GeisaFaustino commented 4 years ago

Hello, I am using Speech SDK for Python version 1.13.0 and I am getting the error: No speech could be recognized: NoMatchDetails(reason=NoMatchReason.InitialSilenceTimeout).

Is there a way of setting silence timeout via Python SDK API?

I only found this availability regarding C# and Java SDKs as mentioned in https://github.com/Azure-Samples/cognitive-services-speech-sdk/issues/131 and https://github.com/Azure-Samples/cognitive-services-speech-sdk/issues/502, respectively.

nansravn commented 4 years ago

I'm facing the same issue here.
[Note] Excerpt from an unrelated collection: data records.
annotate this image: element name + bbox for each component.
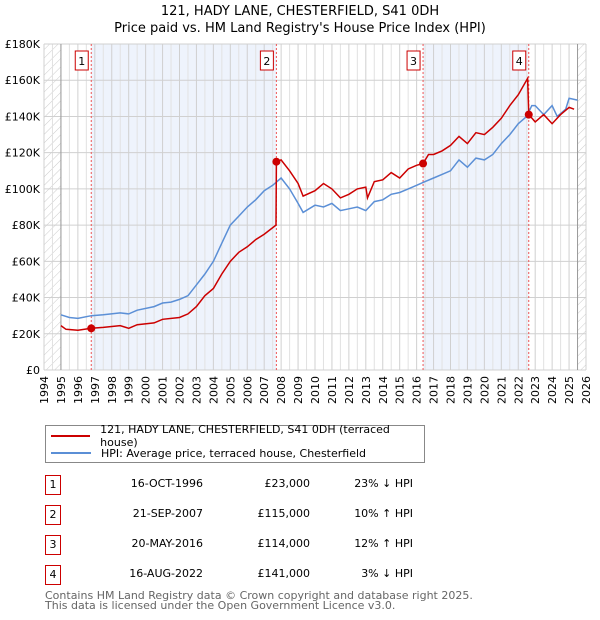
transaction-date: 16-OCT-1996 [130, 477, 203, 490]
x-tick-label: 2016 [411, 376, 424, 404]
footer: Contains HM Land Registry data © Crown c… [45, 589, 473, 612]
sale-label: 1 [78, 55, 85, 68]
chart-subtitle: Price paid vs. HM Land Registry's House … [114, 21, 486, 36]
x-tick-label: 2010 [309, 376, 322, 404]
x-tick-label: 2014 [377, 376, 390, 404]
x-tick-label: 2023 [529, 376, 542, 404]
sale-label: 3 [410, 55, 417, 68]
footer-line-1: Contains HM Land Registry data © Crown c… [45, 589, 473, 602]
x-tick-label: 2018 [445, 376, 458, 404]
transaction-price: £141,000 [257, 567, 311, 580]
sale-label-box [406, 50, 421, 71]
transaction-row: 2 21-SEP-2007 £115,000 10% ↑ HPI [45, 505, 445, 525]
transaction-date: 16-AUG-2022 [129, 567, 203, 580]
transaction-date: 20-MAY-2016 [131, 537, 203, 550]
y-tick-label: £60K [12, 255, 41, 268]
sale-point [87, 324, 96, 333]
transaction-hpi-diff: 12% ↑ HPI [354, 537, 413, 550]
y-tick-label: £80K [12, 219, 41, 232]
legend-swatch-blue [51, 452, 91, 454]
x-tick-label: 2017 [428, 376, 441, 404]
y-tick-label: £160K [5, 74, 41, 87]
x-tick-label: 2013 [360, 376, 373, 404]
legend-item-hpi: HPI: Average price, terraced house, Ches… [51, 445, 366, 461]
x-tick-label: 1999 [123, 376, 136, 404]
y-tick-label: £140K [5, 110, 41, 123]
transaction-number: 1 [45, 475, 61, 495]
x-tick-label: 2021 [495, 376, 508, 404]
x-tick-label: 2004 [207, 376, 220, 404]
legend-swatch-red [51, 435, 91, 437]
x-tick-label: 2015 [394, 376, 407, 404]
transaction-hpi-diff: 3% ↓ HPI [361, 567, 413, 580]
transaction-price: £114,000 [257, 537, 311, 550]
sale-label-box [512, 50, 527, 71]
price-chart: 1994 1995 1996 1997 1998 1999 2000 2001 2002 2003… [5, 38, 593, 404]
x-tick-label: 2001 [157, 376, 170, 404]
y-tick-label: £120K [5, 147, 41, 160]
chart-title: 121, HADY LANE, CHESTERFIELD, S41 0DH [160, 4, 440, 19]
transaction-number: 4 [45, 565, 61, 585]
x-tick-label: 2011 [326, 376, 339, 404]
legend-item-property: 121, HADY LANE, CHESTERFIELD, S41 0DH (t… [51, 423, 424, 449]
x-tick-label: 1994 [38, 376, 51, 404]
x-tick-label: 2022 [512, 376, 525, 404]
sale-label: 2 [263, 55, 270, 68]
transaction-hpi-diff: 10% ↑ HPI [354, 507, 413, 520]
sale-point [419, 159, 428, 168]
hpi-series-line [60, 97, 578, 320]
transaction-price: £115,000 [257, 507, 311, 520]
x-tick-label: 1997 [89, 376, 102, 404]
sale-label-box [259, 50, 274, 71]
y-tick-label: £0 [26, 364, 40, 377]
hatched-region [577, 44, 586, 370]
x-tick-label: 1996 [72, 376, 85, 404]
transaction-date: 21-SEP-2007 [132, 507, 203, 520]
property-series-line [60, 75, 575, 331]
legend-label: 121, HADY LANE, CHESTERFIELD, S41 0DH (t… [100, 423, 390, 449]
x-tick-label: 2020 [478, 376, 491, 404]
x-tick-label: 1995 [55, 376, 68, 404]
x-tick-label: 2019 [461, 376, 474, 404]
transaction-row: 1 16-OCT-1996 £23,000 23% ↓ HPI [45, 475, 445, 495]
shaded-band [91, 44, 277, 370]
chart-legend: 121, HADY LANE, CHESTERFIELD, S41 0DH (t… [45, 423, 425, 463]
sale-label: 4 [516, 55, 523, 68]
x-tick-label: 2026 [580, 376, 593, 404]
x-tick-label: 2025 [563, 376, 576, 404]
transaction-number: 2 [45, 505, 61, 525]
x-tick-label: 2000 [140, 376, 153, 404]
transaction-hpi-diff: 23% ↓ HPI [354, 477, 413, 490]
legend-label: HPI: Average price, terraced house, Ches… [101, 446, 367, 460]
x-tick-label: 2024 [546, 376, 559, 404]
x-tick-label: 2002 [174, 376, 187, 404]
x-tick-label: 2006 [241, 376, 254, 404]
transaction-number: 3 [45, 535, 61, 555]
x-tick-label: 2007 [258, 376, 271, 404]
x-tick-label: 2008 [275, 376, 288, 404]
sale-point [272, 157, 281, 166]
x-tick-label: 2005 [224, 376, 237, 404]
transaction-price: £23,000 [264, 477, 311, 490]
sale-label-box [74, 50, 89, 71]
y-tick-label: £40K [12, 292, 41, 305]
y-tick-label: £20K [12, 328, 41, 341]
x-tick-label: 1998 [106, 376, 119, 404]
footer-line-2: This data is licensed under the Open Gov… [45, 599, 396, 612]
transaction-row: 4 16-AUG-2022 £141,000 3% ↓ HPI [45, 565, 445, 585]
x-tick-label: 2003 [190, 376, 203, 404]
x-tick-label: 2012 [343, 376, 356, 404]
y-tick-label: £180K [5, 38, 41, 51]
transaction-row: 3 20-MAY-2016 £114,000 12% ↑ HPI [45, 535, 445, 555]
x-tick-label: 2009 [292, 376, 305, 404]
y-tick-label: £100K [5, 183, 41, 196]
sale-point [524, 110, 533, 119]
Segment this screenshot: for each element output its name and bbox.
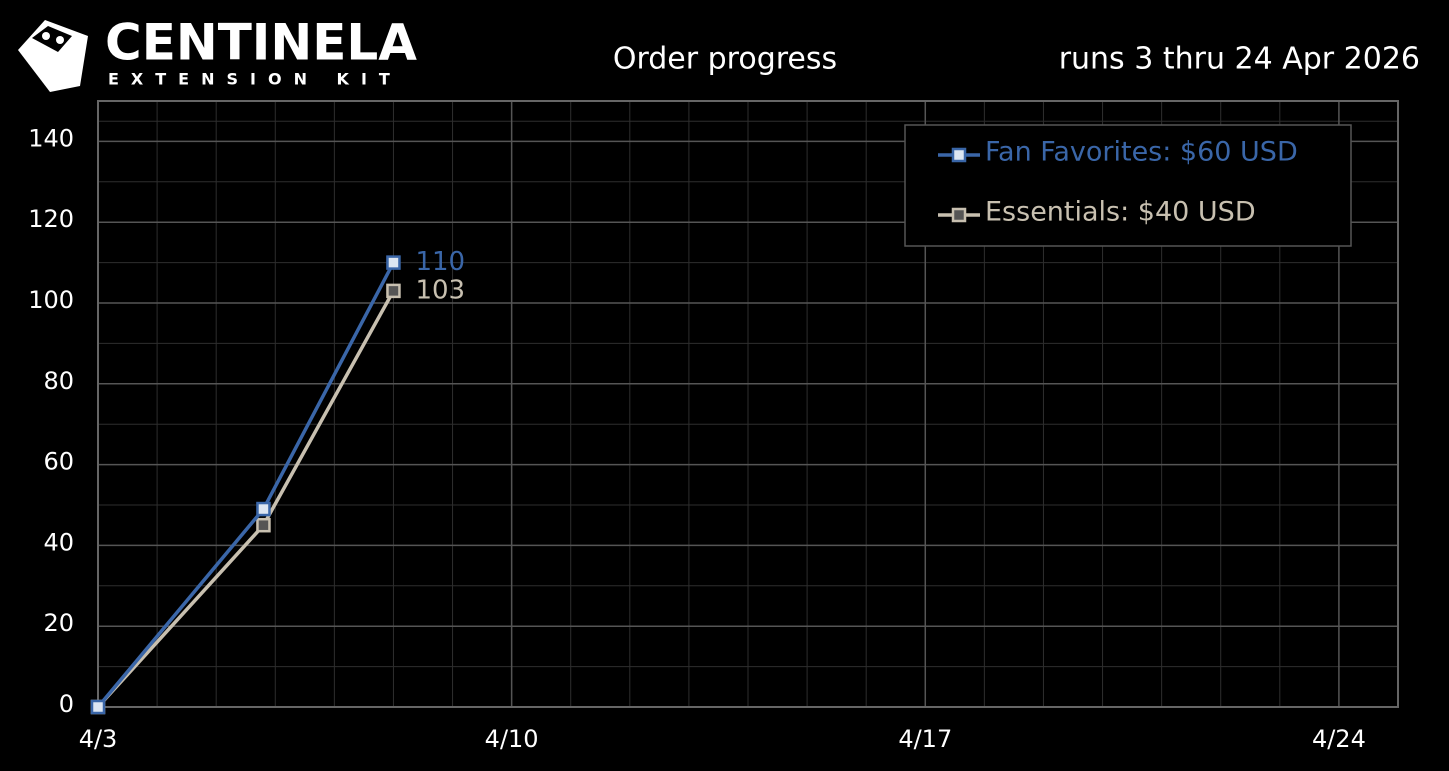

Do we have a roadmap for supporting this feature in the Python SDK?

lisaweixu commented 4 years ago

You could set the two parameters via an endpoint as below for SpeechRecognizer: https://**region**.stt.speech.microsoft.com/speech/recognition/conversation/cognitiveservices/v1? format=simple&initialSilenceTimeoutMs=60000&endSilenceTimeoutMs=60000

Replace region with your own region, and the 60000 with your own value.

Please note that these two parameters change how the speech recognizer behave a lot. It is OK to play with them for a few utterances. But to get the best values for a general usage in real apps, you would need design a general dataset and have them thoroughly tested. In fact, the default values are the ones our speech scientists picked after balancing all needed datasets.

hercule24 commented 4 years ago

Hi @lisaweixu, What should I do in this case? My endpoint on the portal is very different from the one you mentioned above. https://westus.api.cognitive.microsoft.com/sts/v1.0/issuetoken

BriceChivu commented 2 years ago

Hello, I faced the same issue and I solved it simply by converting my audio sample rate from 48kHz to 16kHz. It worked well after that.

felixcarmona commented 7 months ago

you can use

speech_config.set_property(PropertyId.SpeechServiceConnection_InitialSilenceTimeoutMs, "600000")